Whole Foods fait partie d'Amazon : Quel impact sur l'industrie ?

Dans le cadre d'un effort continu pour devenir un guichet unique pour presque tout, Amazon est entré dans le monde de la vente au détail d'épicerie avec l'ajout de Whole Foods à son portefeuille. Pour Amazon, il s'agissait d'une incursion atypique dans le domaine du commerce de détail physique.
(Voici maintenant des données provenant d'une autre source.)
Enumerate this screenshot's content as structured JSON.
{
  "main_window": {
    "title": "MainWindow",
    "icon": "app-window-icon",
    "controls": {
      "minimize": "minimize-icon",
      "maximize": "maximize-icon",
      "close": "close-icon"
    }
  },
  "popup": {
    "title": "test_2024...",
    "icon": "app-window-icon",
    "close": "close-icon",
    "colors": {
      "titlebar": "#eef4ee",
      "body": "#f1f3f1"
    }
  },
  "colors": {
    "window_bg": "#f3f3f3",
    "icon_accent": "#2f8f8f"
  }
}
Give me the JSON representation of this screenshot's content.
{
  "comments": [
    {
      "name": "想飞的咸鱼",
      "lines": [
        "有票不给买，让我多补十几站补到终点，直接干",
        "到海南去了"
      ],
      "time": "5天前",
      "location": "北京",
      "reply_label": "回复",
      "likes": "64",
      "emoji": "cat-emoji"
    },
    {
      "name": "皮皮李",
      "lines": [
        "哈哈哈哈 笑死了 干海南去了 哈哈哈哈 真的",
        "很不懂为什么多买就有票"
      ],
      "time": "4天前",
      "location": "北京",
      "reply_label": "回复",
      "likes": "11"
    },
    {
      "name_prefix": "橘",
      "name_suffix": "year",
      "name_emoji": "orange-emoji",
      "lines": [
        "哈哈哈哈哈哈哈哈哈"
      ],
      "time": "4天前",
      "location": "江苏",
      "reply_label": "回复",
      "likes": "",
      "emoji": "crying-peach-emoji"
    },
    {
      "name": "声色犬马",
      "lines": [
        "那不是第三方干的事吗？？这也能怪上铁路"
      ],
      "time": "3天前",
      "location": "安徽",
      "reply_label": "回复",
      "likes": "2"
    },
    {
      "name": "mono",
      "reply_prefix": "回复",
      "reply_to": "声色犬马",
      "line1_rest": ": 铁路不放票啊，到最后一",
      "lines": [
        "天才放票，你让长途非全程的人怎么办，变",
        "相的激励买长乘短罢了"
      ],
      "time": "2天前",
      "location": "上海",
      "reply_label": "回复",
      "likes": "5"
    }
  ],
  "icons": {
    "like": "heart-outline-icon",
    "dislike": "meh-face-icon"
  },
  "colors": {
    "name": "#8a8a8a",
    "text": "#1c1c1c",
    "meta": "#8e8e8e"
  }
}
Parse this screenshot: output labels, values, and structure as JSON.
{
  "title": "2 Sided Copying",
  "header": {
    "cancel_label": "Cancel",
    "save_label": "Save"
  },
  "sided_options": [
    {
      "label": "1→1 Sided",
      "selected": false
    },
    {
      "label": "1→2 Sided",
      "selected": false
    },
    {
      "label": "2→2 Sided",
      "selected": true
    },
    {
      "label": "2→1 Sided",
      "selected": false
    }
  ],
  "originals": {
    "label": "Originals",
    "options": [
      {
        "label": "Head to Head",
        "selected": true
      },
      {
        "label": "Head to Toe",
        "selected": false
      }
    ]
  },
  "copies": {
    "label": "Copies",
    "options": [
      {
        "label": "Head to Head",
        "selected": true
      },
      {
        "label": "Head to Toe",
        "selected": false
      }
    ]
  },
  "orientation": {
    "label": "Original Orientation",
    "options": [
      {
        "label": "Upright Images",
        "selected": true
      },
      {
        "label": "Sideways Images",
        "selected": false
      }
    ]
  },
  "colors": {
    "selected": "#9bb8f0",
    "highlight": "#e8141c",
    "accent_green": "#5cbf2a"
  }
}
Qu'est-ce que cela pourrait signifier pour le secteur de l'épicerie dans son ensemble ?
L'influence d'Amazon est si grande que le simple dépôt d'une marque de commerce pour des kits de repas préparés a immédiatement fait chuter la valeur boursière de Blue Apron Holdings, l'ancienne coqueluche du secteur de la livraison de repas prêts à cuisiner. Il n'est donc pas surprenant que l'acquisition de Whole Foods ait provoqué une réaction similaire : les actions de SuperValu, Sprouts et Kroger (la 5e plus grande chaîne d'épiceries au monde) ont chuté de près de 14 % après l'annonce du rachat.
Les effets de l'acquisition, finalisée fin août 2017, ont été immédiatement visibles dans les plus de 450 magasins Whole Foods. Les prix de nombreux articles d'épicerie ont été réduits, des affiches annonçant des promotions et de « nouveaux prix plus bas » ont fleuri partout, et des piles d'appareils Amazon Echo sont soudainement apparues dans les allées. Ce fut un changement radical dans la présentation pour ce qui avait été un détaillant de niche où les clients recherchaient des produits de meilleure qualité, et non des totaux de caisse plus bas.
À l'avenir, le défi pour les concurrents sera d'essayer d'égaler Amazon en matière d'intégration des stratégies de vente au détail numériques et physiques – une tâche ardue compte tenu de la lenteur relative des détaillants en épicerie à évoluer, par rapport à l'innovation incessante qui a propulsé Amazon depuis ses débuts.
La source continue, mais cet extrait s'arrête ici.